Added 40 lines of instructions between gpmc reads -> 170ns delay between accesses of added code

Best Regards,
Shigehiro Tsuda

  • Biser,

    This is a test assembly code written by customer. I'm checking processor initialization code used by customer.
  • Tsuda-san,

    Please see suggestions in these forum threads.
    e2e.ti.com/.../43106
    e2e.ti.com/.../176382
  • Hi Shin-san,

    Thank you for quick reply.

    Our customers seems that most of their applications are single-access GPMC.
    Therefore it is not to use the burst access and DMA and NEON.

    The introduction thread seems to recommend using DMA, so it seems to be different from this problem.
    Depending on the amount of code, delay in GPMC access is a problem.
    Is there any other information?

    Best Regards,
    Shigehiro Tsuda

  • Tsuda-san,

    We have recently added GPMC driver support for Sitara device AM335x and AM437x in Processor SDK RTOS.
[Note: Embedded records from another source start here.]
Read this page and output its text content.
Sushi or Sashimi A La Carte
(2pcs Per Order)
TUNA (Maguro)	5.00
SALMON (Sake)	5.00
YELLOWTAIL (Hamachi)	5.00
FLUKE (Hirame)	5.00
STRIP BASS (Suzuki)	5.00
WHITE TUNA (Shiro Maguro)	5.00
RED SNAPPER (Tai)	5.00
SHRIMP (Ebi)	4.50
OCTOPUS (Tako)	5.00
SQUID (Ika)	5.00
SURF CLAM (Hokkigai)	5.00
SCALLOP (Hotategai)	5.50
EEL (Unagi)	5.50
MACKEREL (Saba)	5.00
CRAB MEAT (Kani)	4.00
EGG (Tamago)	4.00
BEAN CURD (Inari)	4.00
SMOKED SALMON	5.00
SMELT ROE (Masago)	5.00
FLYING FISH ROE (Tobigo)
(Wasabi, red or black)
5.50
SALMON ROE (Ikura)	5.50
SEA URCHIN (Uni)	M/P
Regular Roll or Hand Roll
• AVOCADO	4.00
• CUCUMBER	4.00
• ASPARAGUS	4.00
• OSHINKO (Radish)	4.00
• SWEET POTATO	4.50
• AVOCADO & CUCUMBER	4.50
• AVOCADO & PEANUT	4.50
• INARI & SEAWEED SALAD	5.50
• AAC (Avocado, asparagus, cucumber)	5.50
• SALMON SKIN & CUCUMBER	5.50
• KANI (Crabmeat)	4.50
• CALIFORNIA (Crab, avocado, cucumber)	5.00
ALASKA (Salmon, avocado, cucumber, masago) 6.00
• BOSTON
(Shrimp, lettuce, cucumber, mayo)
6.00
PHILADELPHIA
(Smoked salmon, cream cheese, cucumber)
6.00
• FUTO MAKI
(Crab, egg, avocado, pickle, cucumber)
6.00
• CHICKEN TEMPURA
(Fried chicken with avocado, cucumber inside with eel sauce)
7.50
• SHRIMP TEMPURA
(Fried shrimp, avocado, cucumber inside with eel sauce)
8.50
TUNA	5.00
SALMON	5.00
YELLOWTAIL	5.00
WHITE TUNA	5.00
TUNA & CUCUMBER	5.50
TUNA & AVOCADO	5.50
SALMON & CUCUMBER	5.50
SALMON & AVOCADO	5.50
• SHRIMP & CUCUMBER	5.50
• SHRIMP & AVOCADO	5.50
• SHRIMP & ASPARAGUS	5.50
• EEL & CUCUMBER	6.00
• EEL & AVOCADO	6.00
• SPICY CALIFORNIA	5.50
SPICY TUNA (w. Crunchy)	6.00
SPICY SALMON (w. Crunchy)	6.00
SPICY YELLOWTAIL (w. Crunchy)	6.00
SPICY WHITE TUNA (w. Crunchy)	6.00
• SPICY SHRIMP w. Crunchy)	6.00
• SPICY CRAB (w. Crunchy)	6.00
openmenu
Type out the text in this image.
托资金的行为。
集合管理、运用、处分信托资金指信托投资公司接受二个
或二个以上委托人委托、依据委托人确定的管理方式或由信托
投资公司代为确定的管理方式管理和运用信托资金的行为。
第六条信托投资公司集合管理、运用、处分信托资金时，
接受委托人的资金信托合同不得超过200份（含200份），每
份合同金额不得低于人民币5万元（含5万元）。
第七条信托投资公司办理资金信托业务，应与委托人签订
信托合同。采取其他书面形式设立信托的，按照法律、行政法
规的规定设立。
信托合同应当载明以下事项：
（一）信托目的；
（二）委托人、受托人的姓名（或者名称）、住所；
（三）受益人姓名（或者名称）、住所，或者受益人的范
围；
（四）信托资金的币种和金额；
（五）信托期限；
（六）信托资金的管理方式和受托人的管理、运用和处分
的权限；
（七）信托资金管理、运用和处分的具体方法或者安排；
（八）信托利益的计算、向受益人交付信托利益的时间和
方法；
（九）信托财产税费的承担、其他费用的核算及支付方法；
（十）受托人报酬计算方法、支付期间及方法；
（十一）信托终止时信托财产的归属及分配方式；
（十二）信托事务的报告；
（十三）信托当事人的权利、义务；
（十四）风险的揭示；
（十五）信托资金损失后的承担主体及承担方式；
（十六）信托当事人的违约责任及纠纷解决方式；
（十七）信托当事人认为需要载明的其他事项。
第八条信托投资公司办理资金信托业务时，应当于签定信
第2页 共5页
    I am providing a code snippet of RTOS configuration for access parallel NOR that you can use as reference ( AM355x configuration is provided below)

    Cache MMU settings on the ARM for your reference:

    /* ================ Cache and MMU configuration ================ */
    
    var Cache = xdc.useModule('ti.sysbios.family.arm.a9.Cache');
    Cache.enableCache = true;
    Cache.configureL2Sram = false;//DDR build
    
    var Mmu = xdc.useModule('ti.sysbios.family.arm.a8.Mmu');
    Mmu.enableMMU = true;
    
    /* Force peripheral section to be NON cacheable strongly-ordered memory */
    var peripheralAttrs = {
        type : Mmu.FirstLevelDesc_SECTION, // SECTION descriptor
        tex: 0,
        bufferable : false,                // bufferable
        cacheable  : false,                // cacheable
        shareable  : false,                // shareable
        noexecute  : true,                 // not executable
    };
    
    /* Define the base address of the 1 Meg page the peripheral resides in. */
    var norBaseAddr1 = 0x08000000;
    
    /* Configure the corresponding MMU page descriptor accordingly */
    Mmu.setFirstLevelDescMeta(norBaseAddr1,
                              norBaseAddr1,
                              peripheralAttrs);                                                      
    
    /* Define the base address of the 1 Meg page the peripheral resides in. */
    /* var norBaseAddr2 = 0x09100000; */
    var norBaseAddr2 = 0x08100000;
    
    /* Configure the corresponding MMU page descriptor accordingly */
    Mmu.setFirstLevelDescMeta(norBaseAddr2,
                              norBaseAddr2,
                              peripheralAttrs);    
    
    /* Define the base address of the 1 Meg page the peripheral resides in. */
    var gpmcBaseAddr = 0x50000000;
    
    /* Configure the corresponding MMU page descriptor accordingly */
    Mmu.setFirstLevelDescMeta(gpmcBaseAddr,
                              gpmcBaseAddr,
                              peripheralAttrs);                                                      
    

    Hope this helps.

    Regards,

    Rahul

  • Since AM572x has A15 core, you can refer to the following discussion between Stuart and Eric for setting up the MMU for GPMC access:

    e2e.ti.com/.../592105

    Regards,
    Rahul
  • Tsuda-san,

    For your reference, this is a very good wiki article discussing this topic.
    processors.wiki.ti.com/.../Common_Issue_Resulting_in_Slow_External_Memory_Performance
  • Hi Shin-san,

    Thank you for quick reply.

    If there is a lot of single access to FPGA and they want to realize as fast access as possible, which of the following should be better for GPMC?
    1. Set as cache area
    2. Set as non-cacheable area

    In the case of Rahul-san's answer NOR flash setting, it seems that it is set as non-cache and strongly-ordered memory area.

    The wiki site of your introduction has the following description.
    · Set as cache area
    · Using multiple load instructions

    Best Regards,
    Shigehiro Tsuda

  • Tsuda-san,

    If the FPGA memory space accessible by GPMC can be only changed by AM5728 (i.e. the data doesn't change by FPGA activity), the GPMC memory space for FPGA should be set to casheable. Otherwise, it should be set to non-casheable.